Class Size Relief in the 2016-17 Budget

As the school board sets budget priorities for the 2016-17 school year, it's important to prioritize spending that directly benefits students. In particular, I'm skeptical of spending more money on administration rather than on education. I want district staff to look for increased efficiency and for work that is no longer necessary, as an alternative to increasing headcount in the district office. (That's also why I worked to secure an additional $50,000 for direct mental health services to students for this year, as I report on below).

Class Size Relief in the 2016-17 Budget

Important priorities for new funding next year include full day kindergarten, support for high school athletic programs, and small learning communities at Paly and Gunn. A key funding priority for me for next year is class size reduction in middle school and high school.
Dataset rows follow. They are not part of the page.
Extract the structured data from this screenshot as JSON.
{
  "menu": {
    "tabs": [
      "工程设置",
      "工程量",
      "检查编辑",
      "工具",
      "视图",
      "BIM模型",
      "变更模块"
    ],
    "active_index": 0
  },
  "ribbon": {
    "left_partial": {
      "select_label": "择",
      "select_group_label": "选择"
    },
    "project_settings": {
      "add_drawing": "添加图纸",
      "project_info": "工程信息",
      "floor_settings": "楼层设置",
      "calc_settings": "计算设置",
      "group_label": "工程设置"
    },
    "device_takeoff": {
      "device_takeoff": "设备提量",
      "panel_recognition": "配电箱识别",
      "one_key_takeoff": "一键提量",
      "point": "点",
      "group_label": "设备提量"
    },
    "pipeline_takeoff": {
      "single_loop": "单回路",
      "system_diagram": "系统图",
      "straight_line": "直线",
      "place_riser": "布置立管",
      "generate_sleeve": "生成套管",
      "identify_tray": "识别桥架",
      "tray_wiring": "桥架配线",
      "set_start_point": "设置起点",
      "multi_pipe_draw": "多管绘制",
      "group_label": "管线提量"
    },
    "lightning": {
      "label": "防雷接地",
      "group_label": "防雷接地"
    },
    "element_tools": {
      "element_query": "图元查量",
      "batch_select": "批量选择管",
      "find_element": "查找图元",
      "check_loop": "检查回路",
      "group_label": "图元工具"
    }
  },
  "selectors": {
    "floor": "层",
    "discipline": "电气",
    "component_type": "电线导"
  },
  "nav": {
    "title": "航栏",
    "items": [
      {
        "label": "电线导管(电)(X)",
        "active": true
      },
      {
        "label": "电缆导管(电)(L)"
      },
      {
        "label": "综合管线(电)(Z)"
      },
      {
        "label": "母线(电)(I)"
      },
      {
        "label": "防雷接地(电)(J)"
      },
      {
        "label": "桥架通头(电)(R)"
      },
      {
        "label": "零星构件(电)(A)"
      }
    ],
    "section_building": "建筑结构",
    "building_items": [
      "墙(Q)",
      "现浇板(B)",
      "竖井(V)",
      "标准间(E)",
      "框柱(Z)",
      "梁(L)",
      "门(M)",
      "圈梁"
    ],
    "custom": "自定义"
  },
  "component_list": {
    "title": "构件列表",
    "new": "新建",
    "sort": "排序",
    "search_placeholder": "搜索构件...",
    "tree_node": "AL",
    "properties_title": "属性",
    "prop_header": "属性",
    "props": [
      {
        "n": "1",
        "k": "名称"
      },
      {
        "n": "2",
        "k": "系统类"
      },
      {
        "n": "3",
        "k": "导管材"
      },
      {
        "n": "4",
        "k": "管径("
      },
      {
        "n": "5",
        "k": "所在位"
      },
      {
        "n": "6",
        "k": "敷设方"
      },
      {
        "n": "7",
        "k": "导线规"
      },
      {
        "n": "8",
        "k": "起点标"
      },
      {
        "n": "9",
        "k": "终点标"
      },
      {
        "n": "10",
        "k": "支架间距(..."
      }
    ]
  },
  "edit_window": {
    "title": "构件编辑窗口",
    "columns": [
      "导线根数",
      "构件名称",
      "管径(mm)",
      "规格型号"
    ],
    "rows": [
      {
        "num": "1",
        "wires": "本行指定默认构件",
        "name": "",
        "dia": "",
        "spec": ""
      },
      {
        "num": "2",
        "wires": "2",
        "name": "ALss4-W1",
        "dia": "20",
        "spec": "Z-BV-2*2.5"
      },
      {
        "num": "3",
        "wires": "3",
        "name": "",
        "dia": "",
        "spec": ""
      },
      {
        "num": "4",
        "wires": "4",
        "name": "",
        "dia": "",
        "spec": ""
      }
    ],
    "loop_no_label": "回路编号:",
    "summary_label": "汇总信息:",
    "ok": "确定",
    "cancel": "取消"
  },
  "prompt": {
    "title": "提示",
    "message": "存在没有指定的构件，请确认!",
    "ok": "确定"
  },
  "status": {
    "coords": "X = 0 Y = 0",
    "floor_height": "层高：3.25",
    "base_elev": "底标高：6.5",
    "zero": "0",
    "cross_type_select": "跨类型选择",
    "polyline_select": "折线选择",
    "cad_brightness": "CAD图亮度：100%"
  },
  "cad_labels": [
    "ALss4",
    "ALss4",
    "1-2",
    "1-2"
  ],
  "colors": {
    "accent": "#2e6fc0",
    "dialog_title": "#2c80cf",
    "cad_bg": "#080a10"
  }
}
Smaller class sizes allow teachers to give more attention to individual students and to give timely, meaningful feedback on tests, projects, and homework. Smaller class sizes help students to be known by their teacher and fellow classmates.

At the last school board meeting, several parents from Jordan Middle School made the point that many classes are substantially larger than the district class size targets. Those targets are 24 students for math and English classes (and for all 6th grade classes) and 28.5 students for other classes. Based on their analysis, several more teachers would be needed at Jordan in order to meet size targets. JLS and Terman are also likely not meeting district size targets for each class. I and other board members asked district staff to bring back a proposal for additional teacher hiring to meet our standards. Superintendent McGee's current request for $375,000 for 3 additional middle school teachers -- to be allocated across all 3 schools -- will need to be increased in order to bring class sizes to district standards.

High school class sizes are also too large. The staff proposal is for increasing spending by $400,000 to reduce the average class size by roughly half a student at both high schools, from 28.5 to 28 students. That is a welcome start, but it is a reduction from the proposal in February to reduce the average class by 1 full student, at a total cost of $750,000. I favor restoring the original proposal, and if possible investing further in small class sizes.

These initiatives are made possible by an 11.26% increase in property tax revenue this year, which amounts to roughly $8.1 million over the 5.24% increase that had been budgeted. That increase, which is the largest in 15 years, represents an opportunity to make a real difference in areas like class size reduction.

The biggest remaining unknown for next year's budget is the outcome of negotiations with the teachers' union on compensation. Pay increases over the last several years have been substantial: 4.5% in 2015-16 (plus a .5% bonus), 4% in 2014-15 (plus a 2% bonus), and 3% in 2013-14 (plus a 1.5% bonus). For comparison, the Consumer Price Increase (CPI) for the Bay Area during those years was 2.2%, 2.6%, and 2.7%.

These increases followed 3 years during the recession of no increases to annual salary (although teachers did receive a 1% bonus in 2011-12). The CPI for those years was 0.7%, 1.5%, and 2.9%. However, teachers receive an average of around 1.5% per year increase from the "step-and-column" salary schedule for increases in seniority and educational credentials. In addition, the district's contribution to the teacher retirement fund is increasing by around 1.85% of salary each year over the next several years, under legislation passed in 2014.

Decisions about compensation are important because salaries are by far the largest component in the district budget. 85% of the district's $186 million budget is compensation, and each 1% increase in salary equates to around $1.4 million in additional wage costs. My approach to negotiations is to strive for competitive compensation for teachers and other district employees that is calibrated to the CPI and to the local labor market, at the same time recognizing that there is a tradeoff between compensation increases and the ability to afford programs like class size reduction, full day kindergarten, reopening elementary schools, and the like. Those, in turn, directly affect the desirability of teaching in Palo Alto, for example through class size and support for professional development.

$50,000 for Student Mental Health

At the February 23 school board meeting, I finally secured an additional $50,000 in spending authority for direct mental health services to students, after working on this issue since December. I wrote about this effort in an earlier blog post. I'm concerned that students lack access to counseling support when they need it, and that lack of resources in the community can leave vulnerable students without an accessible alternative. I'll continue to press for these funds to be expended to benefit students.